🤖 AI Summary
Accurate and generalizable drug–target binding affinity prediction remains challenging, as existing deep learning models often rely on simplistic feature concatenation without geometric constraints, limiting extrapolation beyond training chemical spaces. To address this, we propose a geometry-aware molecular alignment framework that jointly models ligand–protein conditional dependencies via Feature-wise Linear Modulation (FiLM) and enforces metric consistency in the embedding space through an RBF-based regression head coupled with a triplet distance loss. This lightweight architecture explicitly incorporates structural priors into representation learning. Evaluated on the Therapeutics Data Commons DTI-DG benchmark, our method achieves state-of-the-art performance. Ablation studies confirm the efficacy of each component, while cross-domain experiments demonstrate substantial improvements in out-of-distribution generalization and model interpretability.
📝 Abstract
Accurate prediction of drug-target binding affinity can accelerate drug discovery by prioritizing promising compounds before costly wet-lab screening. While deep learning has advanced this task, most models fuse ligand and protein representations via simple concatenation and lack explicit geometric regularization, resulting in poor generalization across chemical space and time.

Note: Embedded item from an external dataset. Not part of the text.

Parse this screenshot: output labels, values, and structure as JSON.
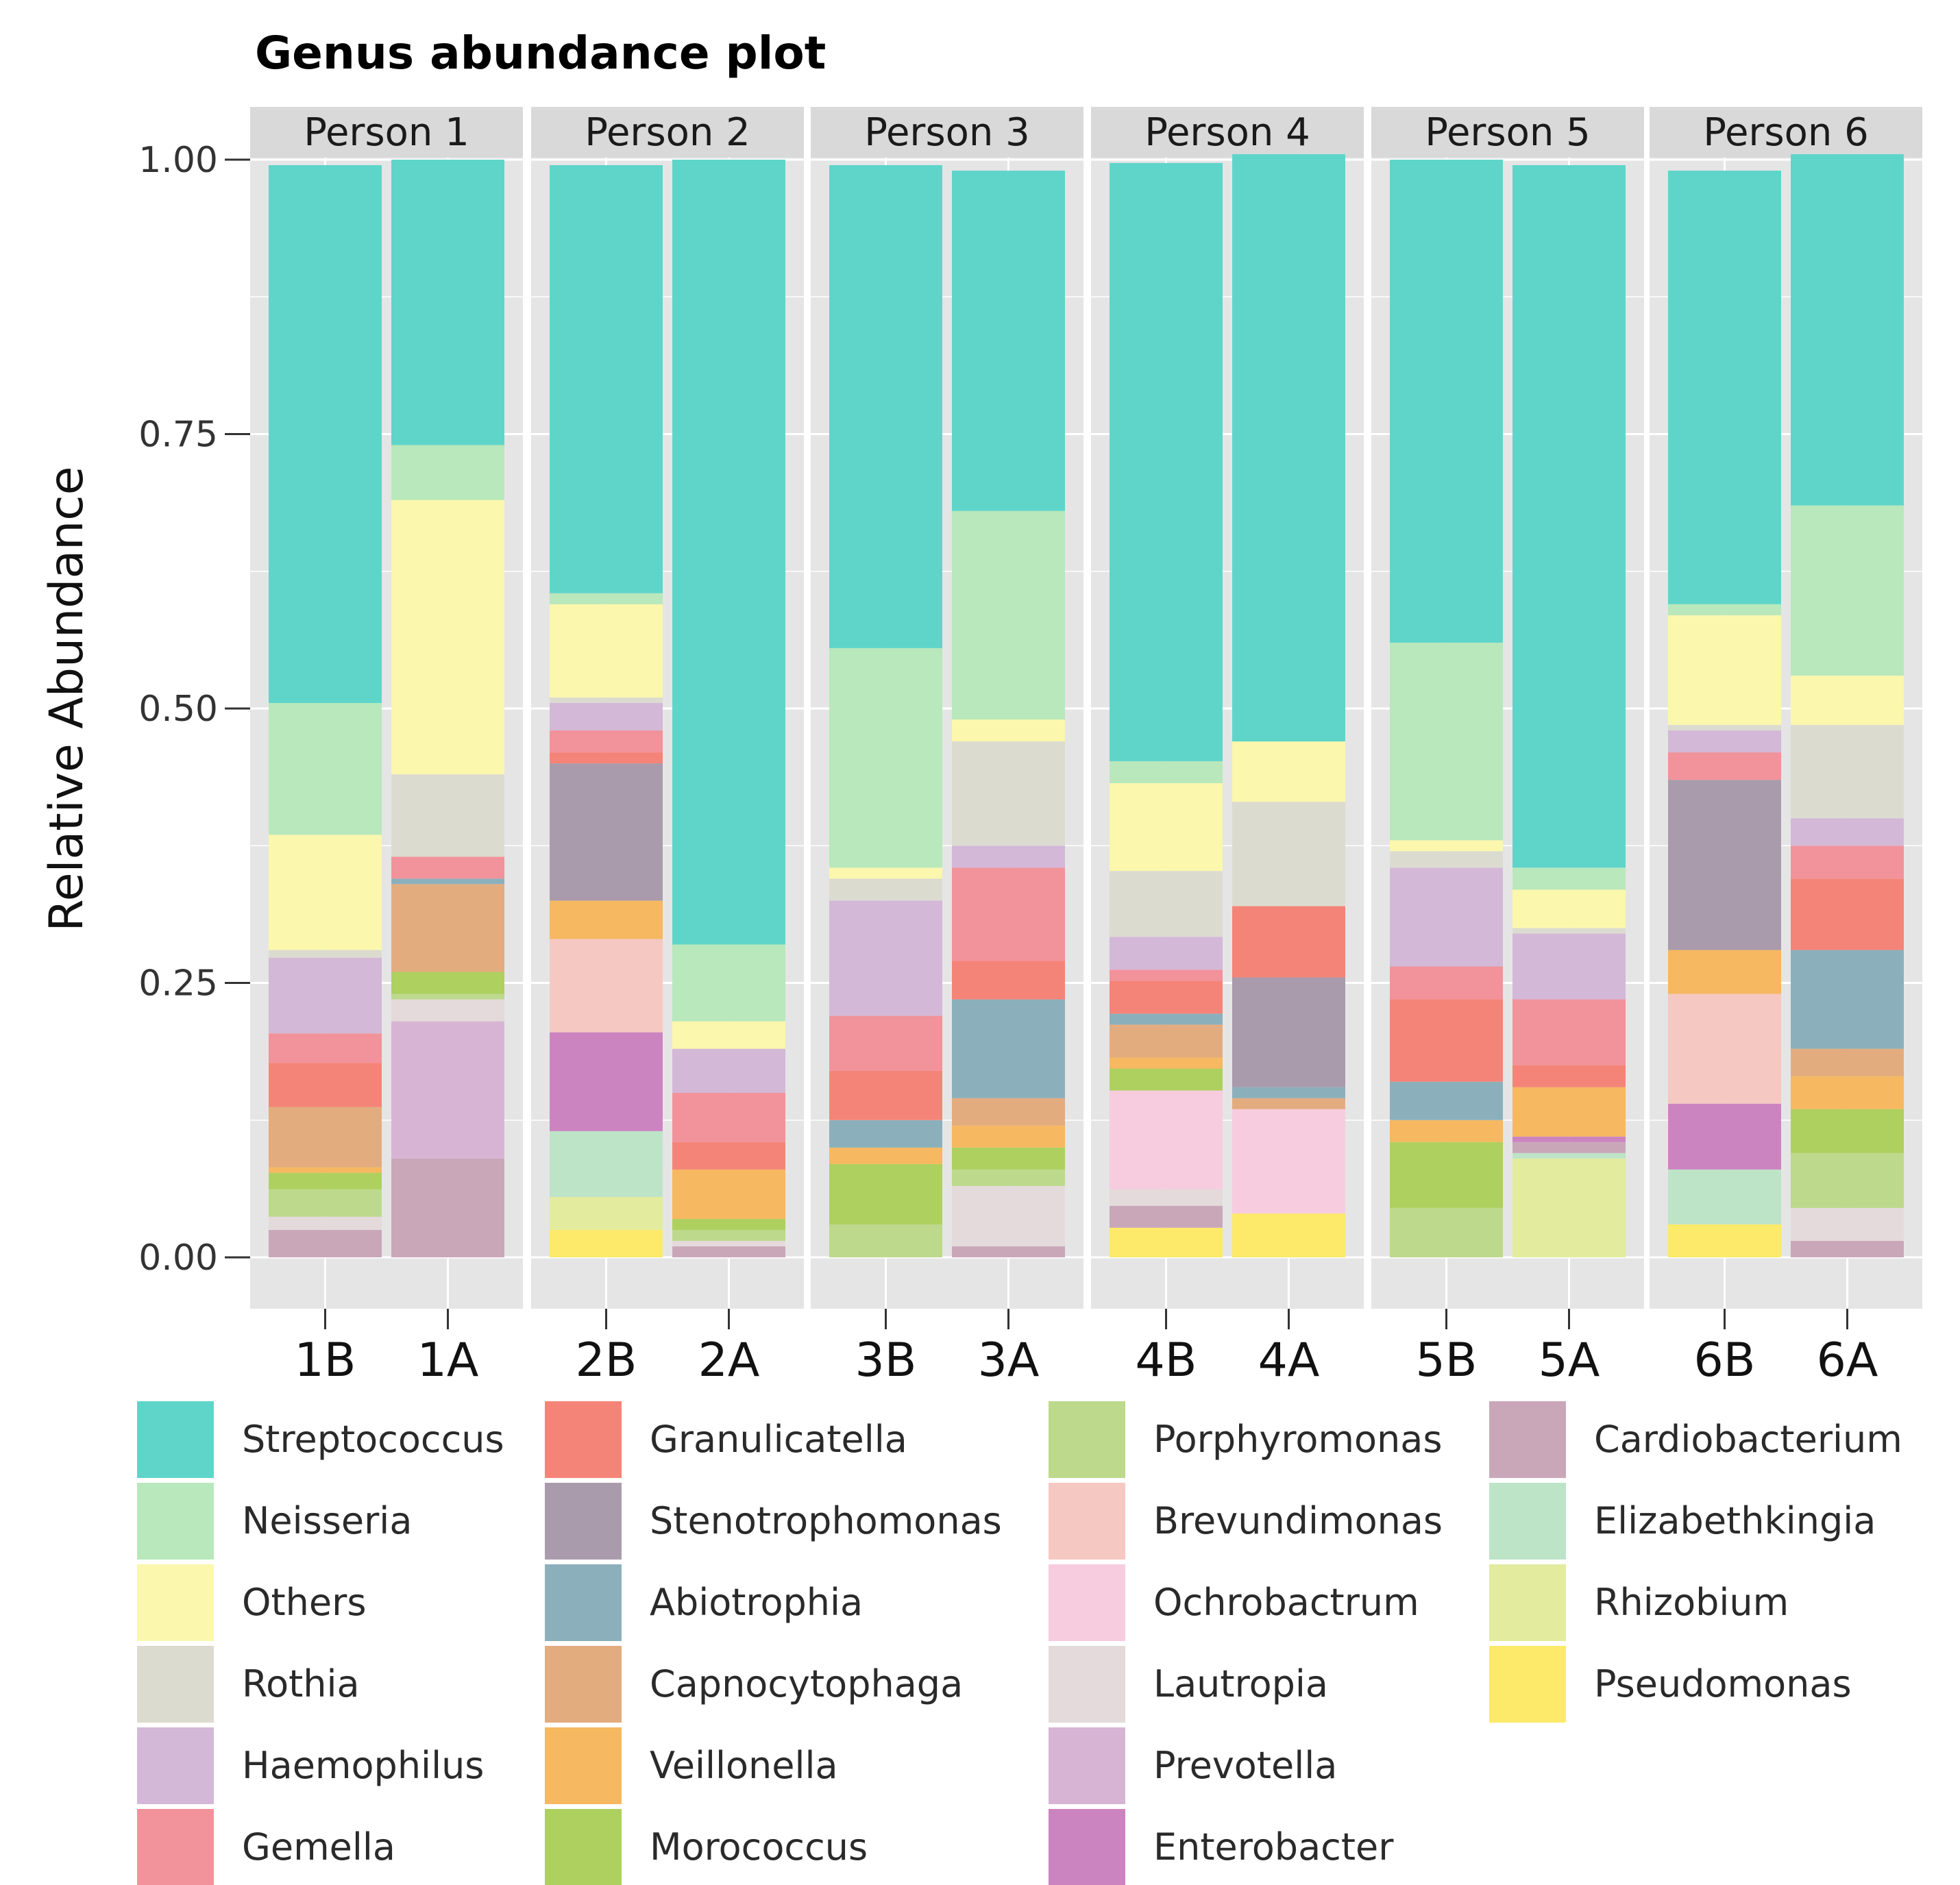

We introduce FIRM-DTI, a lightweight framework that conditions molecular embeddings on protein embeddings through a feature-wise linear modulation (FiLM) layer and enforces metric structure with a triplet loss. An RBF regression head operating on embedding distances yields smooth, interpretable affinity predictions. Despite its modest size, FIRM-DTI achieves state-of-the-art performance on the Therapeutics Data Commons DTI-DG benchmark, as demonstrated by an extensive ablation study and out-of-domain evaluation. Our results underscore the value of conditioning and metric learning for robust drug-target affinity prediction.